Víctor Turcios. Pastor.
La mayor barrera para la expansión del evangelio no siempre es externa… a veces está dentro de nosotros. No en leyes ni gobiernos, sino en los prejuicios personales que hemos alimentado por años: ideas inconscientes, zonas de comodidad, esquemas culturales o eclesiásticos que levantamos como muros invisibles. Y muchas veces, esos muros están impidiendo que alguien más escuche el mensaje de salvación.
Eso es exactamente lo que enfrentó Pedro en Hechos 10.
Dios interrumpe para confrontar.
Pedro estaba orando en la azotea cuando el cielo se abrió. Un lienzo descendió con animales “impuros”. Una voz le ordenó: “Levántate, mata y come.” Pedro se resistió con fuerza:“Señor, jamás he comido nada común o inmundo.”Su conciencia religiosa, su tradición, su identidad cultural… todo en él se negaba a cruzar una línea.

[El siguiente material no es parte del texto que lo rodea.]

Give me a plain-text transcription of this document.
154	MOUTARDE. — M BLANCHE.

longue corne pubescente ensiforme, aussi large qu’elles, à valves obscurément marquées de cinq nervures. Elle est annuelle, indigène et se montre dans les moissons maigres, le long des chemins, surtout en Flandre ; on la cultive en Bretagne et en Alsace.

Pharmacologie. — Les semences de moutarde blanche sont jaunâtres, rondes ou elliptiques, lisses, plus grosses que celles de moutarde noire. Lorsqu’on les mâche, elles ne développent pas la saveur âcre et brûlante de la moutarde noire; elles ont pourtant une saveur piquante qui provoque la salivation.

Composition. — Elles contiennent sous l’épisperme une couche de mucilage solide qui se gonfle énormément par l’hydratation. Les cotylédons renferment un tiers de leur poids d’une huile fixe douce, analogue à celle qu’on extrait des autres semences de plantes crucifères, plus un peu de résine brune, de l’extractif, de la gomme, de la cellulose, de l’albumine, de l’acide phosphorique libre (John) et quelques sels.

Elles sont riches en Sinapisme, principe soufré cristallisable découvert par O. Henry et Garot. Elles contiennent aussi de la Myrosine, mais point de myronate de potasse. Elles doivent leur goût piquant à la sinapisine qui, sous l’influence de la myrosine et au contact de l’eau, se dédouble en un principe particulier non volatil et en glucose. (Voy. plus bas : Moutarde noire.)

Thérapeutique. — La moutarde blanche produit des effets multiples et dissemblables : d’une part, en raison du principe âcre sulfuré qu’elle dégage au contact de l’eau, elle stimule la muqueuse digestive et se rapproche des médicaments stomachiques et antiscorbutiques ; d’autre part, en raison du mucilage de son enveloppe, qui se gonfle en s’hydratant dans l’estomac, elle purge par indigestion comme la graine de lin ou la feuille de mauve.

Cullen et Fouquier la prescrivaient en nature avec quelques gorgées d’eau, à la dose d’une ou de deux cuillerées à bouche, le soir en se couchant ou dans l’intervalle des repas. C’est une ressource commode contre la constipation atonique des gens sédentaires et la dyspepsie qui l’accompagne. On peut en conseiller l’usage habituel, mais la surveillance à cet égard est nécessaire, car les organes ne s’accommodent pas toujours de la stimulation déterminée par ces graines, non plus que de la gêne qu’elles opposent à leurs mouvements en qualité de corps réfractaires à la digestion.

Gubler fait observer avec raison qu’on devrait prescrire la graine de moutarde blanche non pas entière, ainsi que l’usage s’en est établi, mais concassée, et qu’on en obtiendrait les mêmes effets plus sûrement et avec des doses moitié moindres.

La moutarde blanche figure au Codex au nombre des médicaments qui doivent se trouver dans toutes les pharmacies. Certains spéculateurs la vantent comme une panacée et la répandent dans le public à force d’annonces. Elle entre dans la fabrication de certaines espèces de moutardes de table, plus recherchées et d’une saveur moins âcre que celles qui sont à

Pero Dios la cruzó primero.
“Lo que Dios limpió, no lo llames tú común.” (Hechos 10:15)
Dios no hablaba solo de comida. Estaba derribando una barrera mucho más profunda: el prejuicio del corazón.
Un gentil llamado Cornelio.
Mientras Pedro debatía con Dios, tres hombres enviados por un centurión romano tocaban a su puerta. Cornelio era un hombre devoto, generoso, temeroso de Dios… pero no salvo. Necesitaba escuchar el evangelio.Y Pedro, aún confundido, obedeció.
Fue a la casa de un gentil —algo que nunca habría hecho por iniciativa propia— y cuando entró, encontró a Cornelio con su familia y amigos esperando con expectativa. Pedro entendió finalmente: “Dios no hace acepción de personas.” (Hechos 10:34). Y entonces predicó.Con valentía. Con claridad. y con pasión. “Jesús vivió haciendo el bien, murió en una cruz por nuestros pecados, resucitó al tercer día, y ahora todo aquel que cree en Él recibe perdón de pecados por su nombre”.
Mientras aún hablaba, el Espíritu Santo descendió sobre ellos. Cornelio y sin duda algunos o todos de los que escucharon a Pedro creyeron en Cristo para el perdón de sus pecados y fueron salvos!
¿Qué te está deteniendo a ti?.
Dios sigue llamando a creyentes, líderes y plantadores a cruzar barreras:
- Barreras culturales.
- Barreras generacionales.
- Barreras ideológicas.
- Barreras sociales.
Y sí, muchas veces barreras creadas por nosotros mismos, por nuestro trasfondo, nuestro temor, o nuestra comodidad.
¿Y si hay un “Cornelio” esperando al otro lado?¿Y si hay una casa llena de personas listas para creer… pero tú aún no has ido?¿Qué pasaría si decides obedecer a Dios más allá de tu prejuicio personal?
Un llamado urgente.
El evangelio no se detiene. Pero muchas veces, nosotros sí.Y cuando eso pasa, el problema no es falta de recursos ni de poder espiritual. Es falta de obediencia radical.
Dios no necesita más expertos. Necesita más siervos obedientes.Que digan: “No entiendo todo, pero iré.”“Nunca lo he hecho así, pero si el Señor lo pide, lo haré.”
Pedro nunca imaginó predicar en una casa gentil… hasta que Dios lo confrontó.Tú tampoco sabes a dónde Dios te puede llevar si le dices que sí.
Ora a Dios por que te libere de cualquier prejuicio que te impida predicar el evangelio:
“Señor, muéstrame mis prejuicios ocultos. Líbrame de la comodidad que paraliza. Quiero obedecerte incluso cuando me saque de lo conocido. Llévame a personas que necesitan escuchar de Ti. Ayúdame a verlas como Tú las ves. Amén.”
Rétate hoy: Obedece a Dios más allá del prejuicio. Predica donde nunca pensaste. Cruza la calle, la ciudad, o el continente… si Él lo pide.
Porque al otro lado, alguien está esperando escuchar de Jesús.